一般的な傾向として、以下のような違いがあります(実際の労働条件は施設ごとに異なるため、あくまで傾向としてご覧ください)。
- 特別養護老人ホーム:重度介護が中心。夜勤あり。基本給が安定しやすい一方、身体的な負担は大きめ
- 有料老人ホーム:運営会社によって待遇の幅が広い。好条件の求人が出やすい
- デイサービス:日中中心で夜勤が少なめ。生活リズムを整えやすい
- 訪問介護:マンツーマン中心。働き方の自由度が高いケースもある
「夜勤がきついのに給料が上がらない」と感じている人が、日中中心のデイに移るだけで、生活リズムと心身の余裕が同時に戻ってくる、というケースは珍しくありません。

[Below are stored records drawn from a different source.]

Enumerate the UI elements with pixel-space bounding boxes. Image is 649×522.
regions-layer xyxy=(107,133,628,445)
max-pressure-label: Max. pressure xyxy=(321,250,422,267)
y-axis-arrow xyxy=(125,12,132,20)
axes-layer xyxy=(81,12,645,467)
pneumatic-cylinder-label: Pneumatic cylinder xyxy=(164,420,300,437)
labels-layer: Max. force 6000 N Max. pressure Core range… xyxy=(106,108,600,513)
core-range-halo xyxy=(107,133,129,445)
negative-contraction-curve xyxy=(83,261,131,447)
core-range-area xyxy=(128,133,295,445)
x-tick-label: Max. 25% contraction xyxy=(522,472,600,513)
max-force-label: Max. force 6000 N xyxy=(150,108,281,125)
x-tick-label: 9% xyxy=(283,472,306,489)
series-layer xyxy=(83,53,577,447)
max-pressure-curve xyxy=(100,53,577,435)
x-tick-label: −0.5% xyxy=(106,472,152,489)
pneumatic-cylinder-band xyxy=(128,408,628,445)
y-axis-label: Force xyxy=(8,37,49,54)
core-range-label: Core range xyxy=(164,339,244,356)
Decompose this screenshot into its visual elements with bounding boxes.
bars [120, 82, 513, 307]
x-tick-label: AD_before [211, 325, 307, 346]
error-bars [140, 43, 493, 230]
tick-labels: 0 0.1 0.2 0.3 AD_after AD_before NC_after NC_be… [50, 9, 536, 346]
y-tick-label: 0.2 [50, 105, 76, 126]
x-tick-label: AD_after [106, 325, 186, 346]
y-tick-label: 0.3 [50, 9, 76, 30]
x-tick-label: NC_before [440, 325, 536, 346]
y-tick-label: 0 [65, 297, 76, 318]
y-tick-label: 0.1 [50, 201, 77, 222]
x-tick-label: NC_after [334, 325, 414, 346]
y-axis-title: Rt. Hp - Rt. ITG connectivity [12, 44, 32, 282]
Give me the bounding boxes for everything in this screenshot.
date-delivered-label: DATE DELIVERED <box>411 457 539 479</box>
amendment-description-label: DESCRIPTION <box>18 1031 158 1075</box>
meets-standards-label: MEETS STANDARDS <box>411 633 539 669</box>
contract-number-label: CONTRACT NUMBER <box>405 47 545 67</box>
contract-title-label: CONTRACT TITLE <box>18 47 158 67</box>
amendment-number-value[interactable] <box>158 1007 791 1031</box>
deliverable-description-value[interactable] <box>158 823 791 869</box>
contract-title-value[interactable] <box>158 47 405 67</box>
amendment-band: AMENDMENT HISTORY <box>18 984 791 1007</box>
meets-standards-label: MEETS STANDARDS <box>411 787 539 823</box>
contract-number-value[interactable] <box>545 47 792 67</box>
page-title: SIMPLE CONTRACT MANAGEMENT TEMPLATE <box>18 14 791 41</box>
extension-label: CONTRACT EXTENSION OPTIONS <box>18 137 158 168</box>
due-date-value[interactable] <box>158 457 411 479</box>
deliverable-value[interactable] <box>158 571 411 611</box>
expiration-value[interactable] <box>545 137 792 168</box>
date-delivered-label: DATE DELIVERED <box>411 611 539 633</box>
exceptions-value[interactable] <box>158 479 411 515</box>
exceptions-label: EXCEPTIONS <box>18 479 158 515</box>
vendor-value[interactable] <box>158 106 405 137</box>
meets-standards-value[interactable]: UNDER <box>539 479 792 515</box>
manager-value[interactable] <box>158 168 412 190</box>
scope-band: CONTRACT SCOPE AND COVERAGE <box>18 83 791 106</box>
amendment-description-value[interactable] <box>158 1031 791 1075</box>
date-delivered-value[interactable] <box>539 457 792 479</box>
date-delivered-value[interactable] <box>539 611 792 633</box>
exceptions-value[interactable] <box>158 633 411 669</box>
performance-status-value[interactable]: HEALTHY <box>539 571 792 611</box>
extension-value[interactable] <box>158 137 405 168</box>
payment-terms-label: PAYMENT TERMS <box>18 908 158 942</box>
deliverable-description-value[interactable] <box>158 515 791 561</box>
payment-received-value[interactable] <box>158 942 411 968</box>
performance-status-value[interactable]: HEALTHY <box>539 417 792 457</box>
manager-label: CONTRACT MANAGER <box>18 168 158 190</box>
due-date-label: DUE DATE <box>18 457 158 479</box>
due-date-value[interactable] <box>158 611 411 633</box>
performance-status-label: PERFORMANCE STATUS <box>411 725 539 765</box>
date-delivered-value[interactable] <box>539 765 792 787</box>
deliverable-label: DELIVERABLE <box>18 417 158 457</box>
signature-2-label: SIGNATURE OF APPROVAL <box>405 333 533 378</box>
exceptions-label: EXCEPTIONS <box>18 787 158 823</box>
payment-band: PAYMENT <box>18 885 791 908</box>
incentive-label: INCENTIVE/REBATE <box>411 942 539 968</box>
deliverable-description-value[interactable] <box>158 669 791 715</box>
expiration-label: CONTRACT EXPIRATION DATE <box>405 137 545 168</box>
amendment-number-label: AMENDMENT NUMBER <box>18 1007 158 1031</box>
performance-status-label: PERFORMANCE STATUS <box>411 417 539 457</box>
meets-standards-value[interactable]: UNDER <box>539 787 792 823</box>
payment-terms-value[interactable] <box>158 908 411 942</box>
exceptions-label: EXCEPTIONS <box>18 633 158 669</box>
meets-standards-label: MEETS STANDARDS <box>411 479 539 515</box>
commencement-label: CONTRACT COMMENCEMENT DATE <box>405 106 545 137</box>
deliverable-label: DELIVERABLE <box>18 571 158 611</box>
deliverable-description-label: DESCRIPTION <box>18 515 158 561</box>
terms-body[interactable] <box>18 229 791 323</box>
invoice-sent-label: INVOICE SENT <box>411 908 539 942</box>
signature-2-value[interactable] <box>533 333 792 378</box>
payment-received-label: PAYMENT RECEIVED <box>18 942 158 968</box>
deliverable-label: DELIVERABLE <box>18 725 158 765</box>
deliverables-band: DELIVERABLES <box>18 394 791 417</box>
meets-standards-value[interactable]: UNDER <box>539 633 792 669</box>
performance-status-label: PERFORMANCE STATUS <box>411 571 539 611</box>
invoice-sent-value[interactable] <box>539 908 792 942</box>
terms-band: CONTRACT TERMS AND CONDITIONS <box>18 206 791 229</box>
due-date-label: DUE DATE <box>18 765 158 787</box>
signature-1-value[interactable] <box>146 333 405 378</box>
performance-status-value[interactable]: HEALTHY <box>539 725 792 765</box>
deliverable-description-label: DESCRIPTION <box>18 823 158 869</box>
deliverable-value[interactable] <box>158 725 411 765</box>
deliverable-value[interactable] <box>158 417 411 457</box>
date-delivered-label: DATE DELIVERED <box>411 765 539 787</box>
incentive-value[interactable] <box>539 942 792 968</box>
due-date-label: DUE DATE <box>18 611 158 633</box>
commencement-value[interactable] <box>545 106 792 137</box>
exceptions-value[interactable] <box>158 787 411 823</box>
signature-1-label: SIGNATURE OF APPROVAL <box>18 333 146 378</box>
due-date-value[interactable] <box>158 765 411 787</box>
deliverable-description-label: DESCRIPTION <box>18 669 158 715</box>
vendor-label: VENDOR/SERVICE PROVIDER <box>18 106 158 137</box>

辞める前に考えたいこと③:一人で「良い職場」を探すのは難しい
とはいえ、求人票だけを見て「良い職場」を見抜くのは、正直かなり難しいです。「アットホーム」「風通しの良い職場」といった言葉は、どの求人票にも書かれています。
現場で悩んだ経験のある20代後半・介護福祉士の男性は、こう話していました。
求人サイトを一人で見てた頃は、良さそうに見える求人ばかりで、逆に選べなかった。介護専門の転職エージェントに登録して、「夜勤の実際の人数」「離職率」まで踏み込んで教えてもらったら、初めて選択肢がちゃんと絞れた感じがあった。
介護業界に特化した転職エージェントは、施設の内部事情(離職率・人間関係・夜勤の実態)を持っていることが多く、「相談だけ」から使えます。今すぐ辞めるつもりがなくても、「自分の経験・資格が、他の施設だとどう評価されるのか」を無料で知るだけでも、判断材料になります。
編集部で調べたサービスは、「エージェント・転職サイト比較」カテゴリで整理しています。
まとめ:「辞める・辞めない」を決めるのは、話を聞いてから
もう一度整理すると、辞める前に考えたいのは次の3つです。
- 辞めたい対象は「介護」か「今の職場」か
- 同じ介護でも、施設のタイプで働き方はまるで違う
- 一人で良い職場を探すのは難しいから、内部情報を持つ人に相談する
「辞めたい」と思うほど追い込まれている時、正しく比較する余力は残っていないことが多いです。だからこそ、辞めると決める前に、自分の市場価値と、今より合いそうな場所の情報を、一度誰かに整理してもらう。それだけで、選択肢がちがって見えることがあります。
あなたが少しでも息のしやすい場所で働けますように。編集部からは、それだけ願っています。